Why I'm Learning Statistics, Again
I took statistics in university. I got a decent grade. I remembered almost none of it within two years.
This is, I’ve since learned, entirely normal. Statistics taught as a series of named tests — t-test here, chi-squared there, ANOVA if you’re lucky — mostly doesn’t stick. You pass the exam and then you forget which test applies when, because you never had to actually choose.
Now I’m learning it again, properly this time, because I want to do data work. And the experience is different enough that I think it’s worth writing about.
The Difference Between Knowing and Doing
There’s a gap I keep noticing between people who “know statistics” — can name the distributions, recite the assumptions — and people who “do statistics” — know which tool to reach for when faced with a real messy dataset.
The gap is embarrassingly wide. And it’s not always the formally trained people who sit on the doing side.
What the doing requires is: a sense of when your data meets the assumptions of a method, and what happens to your conclusions when it doesn’t. That’s not something you get from textbook examples. It comes from working with real data and being wrong a few times.
What I’m Actually Doing Differently
I’m working through The Elements of Statistical Learning. It’s dense and it doesn’t hold your hand, which is why it’s useful. But more than any book, what’s changed is that I’m applying things immediately.
I have a small dataset of my own running data — pace, heart rate, elevation, conditions. Unremarkable data, but it’s mine, and I care about whether my conclusions are right. When I learn a technique, I try to apply it to that data first.
This sounds obvious. I don’t think I would have done it five years ago. I would have read, taken notes, and moved on. The practice of “does this actually work on something real” is, I think, what makes it stick.
What’s Hard
Probability as a foundation. I can compute probabilities mechanically. Understanding why Bayesian inference works, why we treat the likelihood the way we do, why the confidence interval means what it means and not what I thought it meant — that’s harder.
I think this is where formal training helps and self-teaching is slower. The notation is dense and the intuitions are subtle. I’m going slowly.
What’s Surprisingly Easy
The software. Python, R, the ecosystem — it’s remarkably accessible. The hard part isn’t running a regression. The hard part is understanding what the output means and whether you’re asking the right question.

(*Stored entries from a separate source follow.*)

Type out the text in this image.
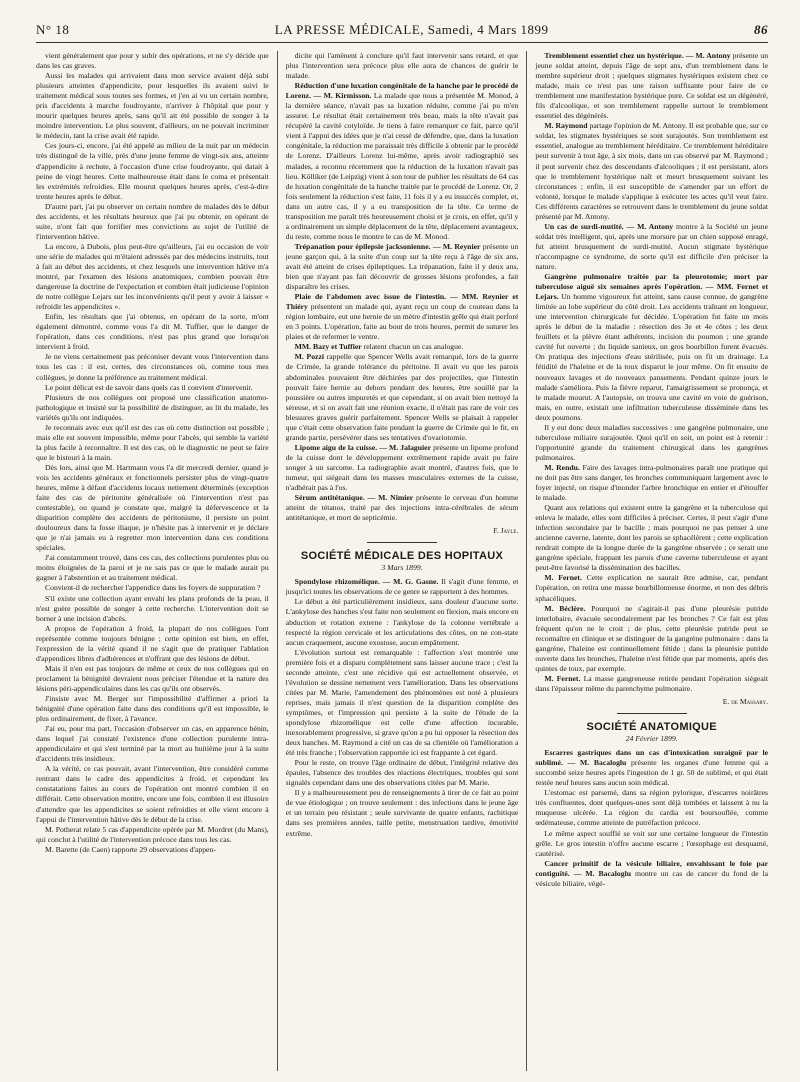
N° 18	LA PRESSE MÉDICALE, Samedi, 4 Mars 1899	86

vient généralement que pour y subir des opérations, et ne s'y décide que dans les cas graves.

Aussi les malades qui arrivaient dans mon service avaient déjà subi plusieurs atteintes d'appendicite, pour lesquelles ils avaient suivi le traitement médical sous toutes ses formes, et j'en ai vu un certain nombre, pris d'accidents à marche foudroyante, n'arriver à l'hôpital que pour y mourir quelques heures après, sans qu'il ait été possible de songer à la moindre intervention. Le plus souvent, d'ailleurs, on ne pouvait incriminer le médecin, tant la crise avait été rapide.

Ces jours-ci, encore, j'ai été appelé au milieu de la nuit par un médecin très distingué de la ville, près d'une jeune femme de vingt-six ans, atteinte d'appendicite à rechute, à l'occasion d'une crise foudroyante, qui datait à peine de vingt heures. Cette malheureuse était dans le coma et présentait les extrémités refroidies. Elle mourut quelques heures après, c'est-à-dire trente heures après le début.

D'autre part, j'ai pu observer un certain nombre de malades dès le début des accidents, et les résultats heureux que j'ai pu obtenir, en opérant de suite, n'ont fait que fortifier mes convictions au sujet de l'utilité de l'intervention hâtive.

La encore, à Dubois, plus peut-être qu'ailleurs, j'ai eu occasion de voir une série de malades qui m'étaient adressés par des médecins instruits, tout à fait au début des accidents, et chez lesquels une intervention hâtive m'a montré, par l'examen des lésions anatomiques, combien pouvait être dangereuse la doctrine de l'expectation et combien était judicieuse l'opinion de notre collègue Lejars sur les inconvénients qu'il peut y avoir à laisser « refroidir les appendicites ».

Enfin, les résultats que j'ai obtenus, en opérant de la sorte, m'ont également démontré, comme vous l'a dit M. Tuffier, que le danger de l'opération, dans ces conditions, n'est pas plus grand que lorsqu'on intervient à froid.

Je ne viens certainement pas préconiser devant vous l'intervention dans tous les cas : il est, certes, des circonstances où, comme tous mes collègues, je donne la préférence au traitement médical.

Le point délicat est de savoir dans quels cas il convient d'intervenir.

Plusieurs de nos collègues ont proposé une classification anatomo-pathologique et insisté sur la possibilité de distinguer, au lit du malade, les variétés qu'ils ont indiquées.

Je reconnais avec eux qu'il est des cas où cette distinction est possible ; mais elle est souvent impossible, même pour l'abcès, qui semble la variété la plus facile à reconnaître. Il est des cas, où le diagnostic ne peut se faire que le bistouri à la main.

Dès lors, ainsi que M. Hartmann vous l'a dit mercredi dernier, quand je vois les accidents généraux et fonctionnels persister plus de vingt-quatre heures, même à défaut d'accidents locaux nettement déterminés (exception faite des cas de péritonite généralisée où l'intervention n'est pas contestable), ou quand je constate que, malgré la défervescence et la disparition complète des accidents de péritonisme, il persiste un point douloureux dans la fosse iliaque, je n'hésite pas à intervenir et je déclare que je n'ai jamais eu à regretter mon intervention dans ces conditions spéciales.

J'ai constamment trouvé, dans ces cas, des collections purulentes plus ou moins éloignées de la paroi et je ne sais pas ce que le malade aurait pu gagner à l'abstention et au traitement médical.

Convient-il de rechercher l'appendice dans les foyers de suppuration ?

S'il existe une collection ayant envahi les plans profonds de la peau, il n'est guère possible de songer à cette recherche. L'intervention doit se borner à une incision d'abcès.

A propos de l'opération à froid, la plupart de nos collègues l'ont représentée comme toujours bénigne ; cette opinion est bien, en effet, l'expression de la vérité quand il ne s'agit que de pratiquer l'ablation d'appendices libres d'adhérences et n'offrant que des lésions de début.

Mais il n'en est pas toujours de même et ceux de nos collègues qui en proclament la bénignité devraient nous préciser l'étendue et la nature des lésions péri-appendiculaires dans les cas qu'ils ont observés.

J'insiste avec M. Berger sur l'impossibilité d'affirmer a priori la bénignité d'une opération faite dans des conditions qu'il est impossible, le plus ordinairement, de fixer, à l'avance.

J'ai eu, pour ma part, l'occasion d'observer un cas, en apparence bénin, dans lequel j'ai constaté l'existence d'une collection purulente intra-appendiculaire et qui s'est terminé par la mort au huitième jour à la suite d'accidents très insidieux.

A la vérité, ce cas pouvait, avant l'intervention, être considéré comme rentrant dans le cadre des appendicites à froid, et cependant les constatations faites au cours de l'opération ont montré combien il en différait. Cette observation montre, encore une fois, combien il est illusoire d'attendre que les appendicites se soient refroidies et elle vient encore à l'appui de l'intervention hâtive dès le début de la crise.

M. Potherat relate 5 cas d'appendicite opérée par M. Mordret (du Mans), qui conclut à l'utilité de l'intervention précoce dans tous les cas.

M. Barette (de Caen) rapporte 29 observations d'appen-

dicite qui l'amènent à conclure qu'il faut intervenir sans retard, et que plus l'intervention sera précoce plus elle aura de chances de guérir le malade.

Réduction d'une luxation congénitale de la hanche par le procédé de Lorenz. — M. Kirmisson. La malade que nous a présentée M. Monod, à la dernière séance, n'avait pas sa luxation réduite, comme j'ai pu m'en assurer. Le résultat était certainement très beau, mais la tête n'avait pas récupéré la cavité cotyloïde. Je tiens à faire remarquer ce fait, parce qu'il vient à l'appui des idées que je n'ai cessé de défendre, que, dans la luxation congénitale, la réduction me paraissait très difficile à obtenir par le procédé de Lorenz. D'ailleurs Lorenz lui-même, après avoir radiographié ses malades, a reconnu récemment que la réduction de la luxation n'avait pas lieu. Kölliker (de Leipzig) vient à son tour de publier les résultats de 64 cas de luxation congénitale de la hanche traitée par le procédé de Lorenz. Or, 2 fois seulement la réduction s'est faite, 11 fois il y a eu insuccès complet, et, dans un autre cas, il y a eu transposition de la tête. Ce terme de transposition me paraît très heureusement choisi et je crois, en effet, qu'il y a ordinairement un simple déplacement de la tête, déplacement avantageux, du reste, comme nous le montre le cas de M. Monod.

Trépanation pour épilepsie jacksonienne. — M. Reynier présente un jeune garçon qui, à la suite d'un coup sur la tête reçu à l'âge de six ans, avait été atteint de crises épileptiques. La trépanation, faite il y deux ans, bien que n'ayant pas fait découvrir de grosses lésions profondes, a fait disparaître les crises.

Plaie de l'abdomen avec issue de l'intestin. — MM. Reynier et Thiéry présentent un malade qui, ayant reçu un coup de couteau dans la région lombaire, eut une hernie de un mètre d'intestin grêle qui était perforé en 3 points. L'opération, faite au bout de trois heures, permit de suturer les plaies et de refermer le ventre.

MM. Bazy et Tuffier relatent chacun un cas analogue.

M. Pozzi rappelle que Spencer Wells avait remarqué, lors de la guerre de Crimée, la grande tolérance du péritoine. Il avait vu que les parois abdominales pouvaient être déchirées par des projectiles, que l'intestin pouvait faire hernie au dehors pendant des heures, être souillé par la poussière ou autres impuretés et que cependant, si on avait bien nettoyé la séreuse, et si on avait fait une réunion exacte, il n'était pas rare de voir ces blessures graves guérir parfaitement. Spencer Wells se plaisait à rappeler que c'était cette observation faite pendant la guerre de Crimée qui le fit, en grande partie, persévérer dans ses tentatives d'ovariotomie.

Lipome aigu de la cuisse. — M. Jalaguier présente un lipome profond de la cuisse dont le développement extrêmement rapide avait pu faire songer à un sarcome. La radiographie avait montré, d'autres fois, que le tumeur, qui siégeait dans les masses musculaires externes de la cuisse, n'adhérait pas à l'os.

Sérum antitétanique. — M. Nimier présente le cerveau d'un homme atteint de tétanos, traité par des injections intra-cérébrales de sérum antitétanique, et mort de septicémie.

F. Jayle.
SOCIÉTÉ MÉDICALE DES HOPITAUX
3 Mars 1899.

Spondylose rhizomélique. — M. G. Gasne. Il s'agit d'une femme, et jusqu'ici toutes les observations de ce genre se rapportent à des hommes.

Le début a été particulièrement insidieux, sans douleur d'aucune sorte. L'ankylose des hanches s'est faite non seulement en flexion, mais encore en abduction et rotation externe : l'ankylose de la colonne vertébrale a respecté la région cervicale et les articulations des côtes, on ne con-state aucun craquement, aucune exostose, aucun empâtement.

L'évolution surtout est remarquable : l'affection s'est montrée une première fois et a disparu complètement sans laisser aucune trace ; c'est la seconde atteinte, c'est une récidive qui est actuellement observée, et l'évolution se dessine nettement vers l'amélioration. Dans les observations citées par M. Marie, l'amendement des phénomènes est noté à plusieurs reprises, mais jamais il n'est question de la disparition complète des symptômes, et l'impression qui persiste à la suite de l'étude de la spondylose rhizomélique est celle d'une affection incurable, inexorablement progressive, si grave qu'on a pu lui opposer la résection des deux hanches. M. Raymond a cité un cas de sa clientèle où l'amélioration a été très franche ; l'observation rapportée ici est frappante à cet égard.

Pour le reste, on trouve l'âge ordinaire de début, l'intégrité relative des épaules, l'absence des troubles des réactions électriques, troubles qui sont signalés cependant dans une des observations citées par M. Marie.

Il y a malheureusement peu de renseignements à tirer de ce fait au point de vue étiologique ; on trouve seulement : des infections dans le jeune âge et un terrain peu résistant ; seule survivante de quatre enfants, rachitique dans ses premières années, taille petite, menstruation tardive, émotivité extrême.

Tremblement essentiel chez un hystérique. — M. Antony présente un jeune soldat atteint, depuis l'âge de sept ans, d'un tremblement dans le membre supérieur droit ; quelques stigmates hystériques existent chez ce malade, mais ce n'est pas une raison suffisante pour faire de ce tremblement une manifestation hystérique pure. Ce soldat est un dégénéré, fils d'alcoolique, et son tremblement rappelle surtout le tremblement essentiel des dégénérés.

M. Raymond partage l'opinion de M. Antony. Il est probable que, sur ce soldat, les stigmates hystériques se sont surajoutés. Son tremblement est essentiel, analogue au tremblement héréditaire. Ce tremblement héréditaire peut survenir à tout âge, à six mois, dans un cas observé par M. Raymond ; il peut survenir chez des descendants d'alcooliques ; il est persistant, alors que le tremblement hystérique naît et meurt brusquement suivant les circonstances ; enfin, il est susceptible de s'amender par un effort de volonté, lorsque le malade s'applique à exécuter les actes qu'il veut faire. Ces différents caractères se retrouvent dans le tremblement du jeune soldat présenté par M. Antony.

Un cas de surdi-mutité. — M. Antony montre à la Société un jeune soldat très intelligent, qui, après une morsure par un chien supposé enragé, fut atteint brusquement de surdi-mutité. Aucun stigmate hystérique n'accompagne ce syndrome, de sorte qu'il est difficile d'en préciser la nature.

Gangrène pulmonaire traitée par la pleurotomie; mort par tuberculose aiguë six semaines après l'opération. — MM. Fernet et Lejars. Un homme vigoureux fut atteint, sans cause connue, de gangrène limitée au lobe supérieur du côté droit. Les accidents traînant en longueur, une intervention chirurgicale fut décidée. L'opération fut faite un mois après le début de la maladie : résection des 3e et 4e côtes ; les deux feuillets et la plèvre étant adhérents, incision du poumon ; une grande cavité fut ouverte ; du liquide sanieux, un gros bourbillon furent évacués. On pratiqua des injections d'eau stérilisée, puis on fit un drainage. La fétidité de l'haleine et de la toux disparut le jour même. On fit ensuite de nouveaux lavages et de nouveaux pansements. Pendant quinze jours le malade s'améliora. Puis la fièvre reparut, l'amaigrissement se prononça, et le malade mourut. A l'autopsie, on trouva une cavité en voie de guérison, mais, en outre, existait une infiltration tuberculeuse disséminée dans les deux poumons.

Il y eut donc deux maladies successives : une gangrène pulmonaire, une tuberculose miliaire surajoutée. Quoi qu'il en soit, un point est à retenir : l'opportunité grande du traitement chirurgical dans les gangrènes pulmonaires.

M. Rendu. Faire des lavages intra-pulmonaires paraît une pratique qui ne doit pas être sans danger, les bronches communiquant largement avec le foyer injecté, on risque d'inonder l'arbre bronchique en entier et d'étouffer le malade.

Quant aux relations qui existent entre la gangrène et la tuberculose qui enleva le malade, elles sont difficiles à préciser. Certes, il peut s'agir d'une infection secondaire par le bacille ; mais pourquoi ne pas penser à une ancienne caverne, latente, dont les parois se sphacélèrent ; cette explication rendrait compte de la longue durée de la gangrène observée ; ce serait une gangrène spéciale, frappant les parois d'une caverne tuberculeuse et ayant peut-être favorisé la dissémination des bacilles.

M. Fernet. Cette explication ne saurait être admise, car, pendant l'opération, on retira une masse bourbillonneuse énorme, et non des débris sphacéliques.

M. Béclère. Pourquoi ne s'agirait-il pas d'une pleurésie putride interlobaire, évacuée secondairement par les bronches ? Ce fait est plus fréquent qu'on ne le croit ; de plus, cette pleurésie putride peut se reconnaître en clinique et se distinguer de la gangrène pulmonaire : dans la gangrène, l'haleine est continuellement fétide ; dans la pleurésie putride ouverte dans les bronches, l'haleine n'est fétide que par moments, après des quintes de toux, par exemple.

M. Fernet. La masse gangreneuse retirée pendant l'opération siégeait dans l'épaisseur même du parenchyme pulmonaire.

E. de Massary.
SOCIÉTÉ ANATOMIQUE
24 Février 1899.

Escarres gastriques dans un cas d'intoxication suraiguë par le sublimé. — M. Bacaloglu présente les organes d'une femme qui a succombé seize heures après l'ingestion de 1 gr. 50 de sublimé, et qui était restée neuf heures sans aucun soin médical.

L'estomac est parsemé, dans sa région pylorique, d'escarres noirâtres très confluentes, dont quelques-unes sont déjà tombées et laissent à nu la muqueuse ulcérée. La région du cardia est boursouflée, comme œdémateuse, comme atteinte de putréfaction précoce.

Le même aspect soufflé se voit sur une certaine longueur de l'intestin grêle. Le gros intestin n'offre aucune escarre ; l'œsophage est desquamé, cautérisé.

Cancer primitif de la vésicule biliaire, envahissant le foie par contiguïté. — M. Bacaloglu montre un cas de cancer du fond de la vésicule biliaire, végé-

Engineers often get this backwards. We go looking for tools first. But the tool is the easy part.
Why It Matters
I want to be someone who can look at a business question, figure out what data might answer it, collect or access that data, analyse it correctly, and communicate the result in a way that changes someone’s decision.
That’s a long chain. Statistics is one link in it. But it’s the link I’ve been missing.